Infographics by GenesisEcoFund: More than Cooperative Co-ops:
If Cooperation is the cornerstone to a better society, ecosystems are the foundation to a better humanity
The idea of co-operatives is not new, just as the concept of co-operation is as old as humanity itself. But is co-operation all we need to overcome the challenges facing humanity in the 21st Century?
Co-operation is a very human concept. It suggests not only an agreement, but a conscious choice: a decision to co-operate versus some other alternative (i.e. compete). This then not only makes it an aspect of higher-order thinking, it ends up in the mental frameworks of cost-benefit analysis, etc.
It turns out there is something even more fundamental, more primal and far more instinctive than cooperation. And as always, it is found at the heart of nature, ecological relationships and at the heart of every ecosystem.
Harmony and mutual symbiosis is the foundation and framework of all nature. Competition exists at multiple levels within this broader, superior framework, but since competition serves the whole in the big picture, it too then is an aspect of harmony and mutual symbiosis.
What is good for one organism is ALWAYS beneficial to the ecosystem as a whole. Unless that organism happens to be a human.

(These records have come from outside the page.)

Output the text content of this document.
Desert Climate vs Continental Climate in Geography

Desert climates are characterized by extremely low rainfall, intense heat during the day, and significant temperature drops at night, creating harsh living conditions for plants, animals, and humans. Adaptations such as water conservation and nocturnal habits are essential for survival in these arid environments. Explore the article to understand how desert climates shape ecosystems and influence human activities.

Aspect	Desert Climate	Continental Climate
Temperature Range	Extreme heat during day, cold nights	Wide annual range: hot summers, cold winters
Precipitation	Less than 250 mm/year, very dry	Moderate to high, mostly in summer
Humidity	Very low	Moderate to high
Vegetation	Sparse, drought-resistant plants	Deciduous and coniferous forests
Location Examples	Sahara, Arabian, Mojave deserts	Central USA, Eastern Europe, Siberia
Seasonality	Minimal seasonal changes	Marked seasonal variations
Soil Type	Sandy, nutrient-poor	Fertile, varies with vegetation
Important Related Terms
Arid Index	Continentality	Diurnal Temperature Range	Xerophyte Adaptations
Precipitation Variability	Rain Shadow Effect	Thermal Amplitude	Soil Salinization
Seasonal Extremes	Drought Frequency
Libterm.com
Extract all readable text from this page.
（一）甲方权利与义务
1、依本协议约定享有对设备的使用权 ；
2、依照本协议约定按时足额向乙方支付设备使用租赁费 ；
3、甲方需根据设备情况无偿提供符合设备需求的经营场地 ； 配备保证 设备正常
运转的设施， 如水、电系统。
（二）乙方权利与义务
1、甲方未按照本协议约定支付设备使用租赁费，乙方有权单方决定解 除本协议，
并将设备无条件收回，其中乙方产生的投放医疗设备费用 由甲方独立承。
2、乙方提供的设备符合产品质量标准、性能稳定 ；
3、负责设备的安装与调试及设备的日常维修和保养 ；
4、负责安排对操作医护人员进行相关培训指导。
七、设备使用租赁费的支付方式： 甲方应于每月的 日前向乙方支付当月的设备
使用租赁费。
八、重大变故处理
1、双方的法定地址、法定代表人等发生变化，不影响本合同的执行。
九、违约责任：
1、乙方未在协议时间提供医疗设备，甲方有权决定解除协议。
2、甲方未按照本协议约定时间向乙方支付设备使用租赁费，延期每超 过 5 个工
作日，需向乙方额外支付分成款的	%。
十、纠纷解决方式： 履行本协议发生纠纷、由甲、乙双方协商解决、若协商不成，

Human beings are the only species who do not comprehend this fundamental law of nature: that any action taken in the microcosm will be reflected in the macrocosm. Thus, any behaviour by any particular organism must be aligned with the goal of the macro ecological goal, or it must be discarded.
Now clearly, since harmony and mutually symbiotic relationships are everywhere in nature, right down to single-celled organisms, such harmony is spontaneous, instinctive, inherent…individual organisms do not exactly have a say in the matter.
The fact that human beings do have a say in the matter is precisely what is to blame for civilizations’ dismal track record of abhorrent environmental stewardship…or better put, our complete inability to respect and maintain a harmonious and mutually symbiotic relationship with the planet.
This, despite the fact that most humans comprehend the importance of cooperation. So what’s going on?
How is it that human beings have such a dismal relationship with the macro environment, despite having such a firm grasp of co-operation, particularly in our personal and professional relationships?
The answer comes back to the fact that co-operation is a limited human concept with a limited reach. Nature doesn’t function on cooperation, it functions on that more primal, instinctive, foundational thing…harmony and mutual symbiosis.
Humanity’s compulsion to cooperate with fellow humans when need be and exploit everything and everyone else has led to the total lack of comprehension of what harmony and mutual symbiosis actually is.
So here we have organizations called “Co-operatives” or “CO-Ops” who like to think of themselves as superior to typical for-profit enterprise. What gives them that sense of superiority—a kind of moral superiority, as it were—is precisely the fact that their actions in the world are more likely to be beneficial to individuals, community and society by virtue that their cornerstone is co-operation.
But sadly, when it comes to SUSTAINABILITY, co-ops are just as hamstrung as all other corporations and organizations…running around trying to apply this human-engineered system or that human-derived solution to problems which are INFINITELY MORE COMPLEX and FAR BEYOND THE REACH of human conceptions.
Even a Co-op, though theoretically positioned to do what is best for society, has no special advantage when it comes to sustainability, because nature cannot rely on its cornerstone of co-operation. Nature must function on something deeper, more foundational and infinitely more powerful than mere cooperation. Nature must have harmony and mutual symbiosis.
And now co-ops can have it too.
If co-operation is the foundation for a better society, then imagine what can be achieved with ecosystems? Imagine what happens when organizational culture is based on harmony and mutual symbiosis?
Just as the concept of co-operation leads to the co-op culture, stronger communities, and a better society; so too, ecosystems will lead to a culture of harmony and mutual symbiosis, true sustainability, and a better humanity—able to maintain harmonic and mutually symbiotic relationships with ecology and the planet.
As in the microcosm, so will it be in the macrocosm. Developing a harmonious and mutually symbiotic relationship with nature within the walls and halls of your organization, is what will inspire harmonious, symbiotic and bio-mimetic behaviours, innovations and solutions that truly work.
Take your co-op to the next level. That's what we mean by more cooperative co-ops.